Благодаря своей соблазнительности, а главное, своим недостаткам, она поймала Мопассана в сети. С ней он не знал, как себя вести. Это он-то, который никогда не испытывал затруднений с женщинами. Будучи недовольным, что попал в западню, словно новичок, он время от времени делал попытки эпатировать ее. Получив от графини шесть надушенных кукол, он отправил их ей обратно, набив тряпками, и приложил свою визитную карточку, на которой написал: «Все за одну ночь», – намекая на то, что все они стали беременными его стараниями!
Но чтобы шокировать подобную женщину, нужно было нечто большее. Мопассан прибегнул к более распространенным методам, к стихам:
Куда былые увлечения ушли?Меня развратником когда-то называли,Но те деньки давно уже прошли,И я теперь, как ризничий, в печали…Мне показалось… Уж не сплю ли я?Да, показалось… Бог меня прости,Я «Аве» бормотал упорно про себя,Что это вы – Мадонна во плоти.
Или же, как обычный влюбленный, написал ей застенчивое, но прямое послание: «Она откровенная в своих мыслях – так мне, по крайней мере, кажется, – в своих мнениях и личных делах. И именно поэтому я так часто думаю о ней. Ее ум кажется мне резковато-прямым, фамильярным и соблазнительным. Он полон неожиданностей, непредвиденных поворотов и странного очарования… Я отправляю вам, мадам, все, что вам во мне может понравиться».

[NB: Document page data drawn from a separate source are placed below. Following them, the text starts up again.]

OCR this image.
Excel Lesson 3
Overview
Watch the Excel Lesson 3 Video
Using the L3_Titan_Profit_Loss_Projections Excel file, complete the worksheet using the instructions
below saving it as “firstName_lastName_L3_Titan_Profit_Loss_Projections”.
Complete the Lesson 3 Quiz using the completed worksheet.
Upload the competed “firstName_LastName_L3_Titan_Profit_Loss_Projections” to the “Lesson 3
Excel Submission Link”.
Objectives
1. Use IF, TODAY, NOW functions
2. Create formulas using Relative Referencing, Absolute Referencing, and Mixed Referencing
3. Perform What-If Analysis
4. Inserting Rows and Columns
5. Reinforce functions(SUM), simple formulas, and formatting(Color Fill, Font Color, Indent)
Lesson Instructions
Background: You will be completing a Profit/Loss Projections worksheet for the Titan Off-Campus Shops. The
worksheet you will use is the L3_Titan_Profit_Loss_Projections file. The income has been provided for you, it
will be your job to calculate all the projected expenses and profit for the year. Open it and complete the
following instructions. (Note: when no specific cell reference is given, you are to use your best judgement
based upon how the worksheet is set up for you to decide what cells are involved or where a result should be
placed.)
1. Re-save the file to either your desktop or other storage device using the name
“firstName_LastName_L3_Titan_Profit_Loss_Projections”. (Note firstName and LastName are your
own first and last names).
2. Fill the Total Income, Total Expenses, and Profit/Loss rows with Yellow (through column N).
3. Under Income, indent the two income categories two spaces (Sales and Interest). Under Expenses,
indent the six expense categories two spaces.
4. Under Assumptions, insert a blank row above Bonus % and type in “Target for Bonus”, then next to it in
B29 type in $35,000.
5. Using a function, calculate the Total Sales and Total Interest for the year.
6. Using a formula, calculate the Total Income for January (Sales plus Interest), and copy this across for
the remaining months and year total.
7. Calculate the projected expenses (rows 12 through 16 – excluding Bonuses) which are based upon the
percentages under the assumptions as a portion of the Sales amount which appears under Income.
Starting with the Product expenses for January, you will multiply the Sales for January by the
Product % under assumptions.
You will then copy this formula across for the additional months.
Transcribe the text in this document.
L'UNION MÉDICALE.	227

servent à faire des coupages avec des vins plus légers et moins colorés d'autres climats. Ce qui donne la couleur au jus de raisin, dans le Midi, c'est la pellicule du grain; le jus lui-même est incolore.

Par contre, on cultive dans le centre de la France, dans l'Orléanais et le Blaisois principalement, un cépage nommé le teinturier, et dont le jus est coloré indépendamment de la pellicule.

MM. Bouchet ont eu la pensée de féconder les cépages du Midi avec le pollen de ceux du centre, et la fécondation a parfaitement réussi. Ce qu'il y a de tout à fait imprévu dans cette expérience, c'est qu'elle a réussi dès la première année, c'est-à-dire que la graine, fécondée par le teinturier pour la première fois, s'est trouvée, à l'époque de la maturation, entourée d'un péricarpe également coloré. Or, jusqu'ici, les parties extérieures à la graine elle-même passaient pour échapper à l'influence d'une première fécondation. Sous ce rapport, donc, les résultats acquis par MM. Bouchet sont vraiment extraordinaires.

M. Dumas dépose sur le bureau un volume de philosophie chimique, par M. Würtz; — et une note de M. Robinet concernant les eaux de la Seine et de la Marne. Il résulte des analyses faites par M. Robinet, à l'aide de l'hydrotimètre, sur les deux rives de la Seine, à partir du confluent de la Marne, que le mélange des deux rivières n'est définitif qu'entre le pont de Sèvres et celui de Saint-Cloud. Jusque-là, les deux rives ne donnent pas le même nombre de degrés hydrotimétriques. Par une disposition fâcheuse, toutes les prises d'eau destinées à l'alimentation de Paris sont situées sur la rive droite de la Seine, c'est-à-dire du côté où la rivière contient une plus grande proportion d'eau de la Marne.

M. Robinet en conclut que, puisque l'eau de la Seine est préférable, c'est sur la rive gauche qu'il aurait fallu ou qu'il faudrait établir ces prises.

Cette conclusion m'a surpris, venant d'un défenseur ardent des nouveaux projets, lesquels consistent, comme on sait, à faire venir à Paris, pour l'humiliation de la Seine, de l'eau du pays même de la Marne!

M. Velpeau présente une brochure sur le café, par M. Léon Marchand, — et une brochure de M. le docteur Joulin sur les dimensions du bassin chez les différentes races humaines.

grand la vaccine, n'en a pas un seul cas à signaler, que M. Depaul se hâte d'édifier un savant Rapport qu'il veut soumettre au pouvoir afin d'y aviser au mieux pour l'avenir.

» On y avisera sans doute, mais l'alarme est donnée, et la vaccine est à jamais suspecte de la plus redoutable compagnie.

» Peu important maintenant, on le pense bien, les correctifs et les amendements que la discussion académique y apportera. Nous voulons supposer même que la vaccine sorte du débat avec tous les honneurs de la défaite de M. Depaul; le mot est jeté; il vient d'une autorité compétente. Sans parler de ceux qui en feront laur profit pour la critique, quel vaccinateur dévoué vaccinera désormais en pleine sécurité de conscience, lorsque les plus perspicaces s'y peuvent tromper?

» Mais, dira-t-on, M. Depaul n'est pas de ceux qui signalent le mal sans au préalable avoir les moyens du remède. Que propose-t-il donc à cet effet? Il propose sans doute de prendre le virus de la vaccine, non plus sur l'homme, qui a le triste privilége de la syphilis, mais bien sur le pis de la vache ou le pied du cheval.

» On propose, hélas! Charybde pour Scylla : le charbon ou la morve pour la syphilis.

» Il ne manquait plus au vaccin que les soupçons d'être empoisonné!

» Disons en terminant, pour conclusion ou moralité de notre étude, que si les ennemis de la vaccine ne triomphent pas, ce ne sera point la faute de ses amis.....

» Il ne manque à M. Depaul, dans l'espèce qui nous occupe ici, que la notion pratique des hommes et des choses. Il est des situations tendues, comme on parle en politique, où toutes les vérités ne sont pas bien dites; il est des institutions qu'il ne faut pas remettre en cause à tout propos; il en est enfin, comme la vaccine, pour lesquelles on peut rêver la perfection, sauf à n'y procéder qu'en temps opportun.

Получил ли он от Эммануэлы то, чего ожидал? Трудно сказать, графиня была игрива, старалась поддерживать пламя в груди воздыхателей, давая им возможность верить, что она с минуты на минуту готова сдаться, но постоянно откладывая свою капитуляцию на следующий день. Несмотря на то что наш мужчина не привык ждать в прихожей, он не менее полугода провел в ожидании, оставаясь марионеткой в руках этой дамы. Он даже поехал за ней в Канны в надежде все-таки получить желанную награду, но тут пришло некое письмо, вызвавшее его любопытство и одновременно смущение. «Мсье, – написала ему загадочная читательница, – вы обожаете естественную правду, волнуя нас подробностями таких глубоких человеческих чувств, что мы узнаем в них себя и любим вас эгоистичной любовью. Вы довольно известная личность, чтобы мы романтично мечтали стать доверенным лицом прекрасной души… если, она, конечно, прекрасна. Теперь послушайте меня внимательно: я хочу оставаться неизвестной… но предупреждаю вас, что я очаровательна: эта сладкая мысль заставит вас ответить мне».